Here’s one of the way you can implement a normal Merge Sort.

public class SerialMergeSort {

public void mergeSort (Comparable data[], int start, int end) {
if (end-start > 1) {
int middle = (end + start) >>> 1;
mergeSort(data,start,middle);
mergeSort(data,middle,end);
merge(data,start,middle,end);
}
}

private void merge(Comparable[] data, int start, int middle, int end) {
int length=end-start;
Comparable[] tmp=new Comparable[length];

int i, j, index;
i=start;
j=middle;
index=0;

while ((i<middle) && (j<end)) {
if (data[i].compareTo(data[j])<=0) {
tmp[index]=data[i++];
} else {
tmp[index]=data[j++];
}
index++;
}

while (i<middle) {
tmp[index++]=data[i++];
}

while (j<end) {
tmp[index++]=data[j++];
}

for (index=0; index < length; index++) {
data[index+start]=tmp[index];
}
}
}

With Fork/Join framework, most of the time you will choose between RecursiveAction which does not return anything and RecursiveTask which is a generic abstract class which returns something when it’s done. With Merge Sort, we need to do an extract processing step when two child tasks are done (merge the sorted lists). In this case our class will extend CountedCompleter class.

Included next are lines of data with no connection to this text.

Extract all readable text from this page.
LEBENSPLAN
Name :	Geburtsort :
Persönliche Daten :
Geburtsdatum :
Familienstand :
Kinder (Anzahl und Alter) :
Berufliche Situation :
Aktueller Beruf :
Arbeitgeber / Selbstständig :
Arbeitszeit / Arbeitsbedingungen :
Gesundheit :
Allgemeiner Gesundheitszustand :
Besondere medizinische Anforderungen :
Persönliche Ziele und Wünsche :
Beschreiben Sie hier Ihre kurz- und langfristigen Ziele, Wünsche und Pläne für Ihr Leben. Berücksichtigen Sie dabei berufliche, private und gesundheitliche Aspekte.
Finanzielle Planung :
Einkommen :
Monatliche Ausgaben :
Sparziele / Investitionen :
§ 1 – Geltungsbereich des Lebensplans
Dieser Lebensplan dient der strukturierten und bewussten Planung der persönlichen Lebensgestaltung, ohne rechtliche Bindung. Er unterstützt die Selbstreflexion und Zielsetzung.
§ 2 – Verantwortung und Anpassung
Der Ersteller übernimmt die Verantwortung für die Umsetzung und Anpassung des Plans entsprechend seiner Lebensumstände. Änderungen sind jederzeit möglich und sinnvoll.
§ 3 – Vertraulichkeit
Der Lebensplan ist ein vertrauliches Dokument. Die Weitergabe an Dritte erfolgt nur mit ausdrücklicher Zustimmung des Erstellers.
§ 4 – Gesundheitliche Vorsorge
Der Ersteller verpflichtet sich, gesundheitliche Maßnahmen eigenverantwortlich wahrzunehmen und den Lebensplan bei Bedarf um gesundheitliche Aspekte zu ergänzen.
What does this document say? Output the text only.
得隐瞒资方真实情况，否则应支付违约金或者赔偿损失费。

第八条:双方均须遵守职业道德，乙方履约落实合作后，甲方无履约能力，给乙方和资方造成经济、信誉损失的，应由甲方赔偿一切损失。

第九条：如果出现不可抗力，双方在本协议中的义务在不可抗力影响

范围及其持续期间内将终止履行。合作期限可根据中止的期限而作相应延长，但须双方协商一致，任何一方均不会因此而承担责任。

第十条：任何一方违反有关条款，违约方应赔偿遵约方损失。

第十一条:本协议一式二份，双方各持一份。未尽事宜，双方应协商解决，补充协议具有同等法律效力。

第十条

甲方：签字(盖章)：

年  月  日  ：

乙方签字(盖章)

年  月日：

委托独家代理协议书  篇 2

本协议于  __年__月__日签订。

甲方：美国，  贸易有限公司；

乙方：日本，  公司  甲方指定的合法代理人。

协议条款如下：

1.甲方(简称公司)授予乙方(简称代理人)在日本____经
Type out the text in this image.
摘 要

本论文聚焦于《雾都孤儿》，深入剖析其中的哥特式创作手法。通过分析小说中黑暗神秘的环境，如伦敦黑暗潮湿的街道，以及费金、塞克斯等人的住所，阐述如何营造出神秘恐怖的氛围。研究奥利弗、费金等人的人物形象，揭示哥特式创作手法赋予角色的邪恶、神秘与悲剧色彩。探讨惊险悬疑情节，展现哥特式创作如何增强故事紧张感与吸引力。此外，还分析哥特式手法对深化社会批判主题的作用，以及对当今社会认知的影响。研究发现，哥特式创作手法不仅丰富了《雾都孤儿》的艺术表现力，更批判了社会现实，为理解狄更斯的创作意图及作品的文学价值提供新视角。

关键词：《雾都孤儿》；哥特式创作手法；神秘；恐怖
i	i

It has some important methods that we’re going to use.

• compute(): this is where the body of the Merge Sort algorithm is implemented.
• addToPendingCount(1): Increase the number of child tasks by 1 that need to be completed before onCompletion method can be executed.
• onCompletion(CountedComplete caller): this method will be called as soon as all of the child tasks are finished.
• tryComplete(): tell the parent task that one of its child tasks has been completed.

Here is the most important part in the compute() method:

@Override
public void compute() {
if (end - start >= 1024) {
middle = (end + start) >>> 1;
MergeSortTask task1 = new MergeSortTask(data, start, middle, this);
MergeSortTask task2 = new MergeSortTask(data, middle, end, this);
addToPendingCount(1);
task1.fork();
task2.fork();
} else {
new SerialMergeSort().mergeSort(data, start, end);
tryComplete();
}
}

Let’s explain the code snippet above.

As you can see, it’s very similar to the serial Merge Sort. We use theSerialMergeSort for the base case. Also we add the reference to the parent task in case we need it. tryComplete() internally will call onCompletion(), when onCompletion() is finished it will call tryComplete() over its parent to try to complete that task.

If the data is still too big (more than 1024 elements), we will split it into two child MergeSortTask, addToPendingCount(1) to register this as one of the child task of the parent task. Then we call fork() to asynchronously invoke task1 and task2.

Here’s the onCompletion() part that you’re looking for:

@Override
public void onCompletion(CountedCompleter caller) {

if (middle == 0) {
return;
}
int length = end - start ;
Comparable tmp[] = new Comparable[length];

int i, j, index;
i = start;
j = middle;
index = 0;

while ((i < middle) && (j < end)) {
if (data[i].compareTo(data[j]) <= 0) {
tmp[index] = data[i++];
} else {
tmp[index] = data[j++];
}
index++;
}

while (i < middle) {
tmp[index++] = data[i++];
}

while (j < end) {
tmp[index++] = data[j++];
}

for (index = 0; index < length; index++) {
data[index + start] = tmp[index];
}

}

It's the "merge" part of the SerialMergeSort.

You can download the full source code here.

It’s already too long for a daily blog post and I’m also not a fan of a blog that’s too long. After running benchmark locally on my local laptop (4 cores – 8 threads), the improvement in term of time is usually more than x2 on average.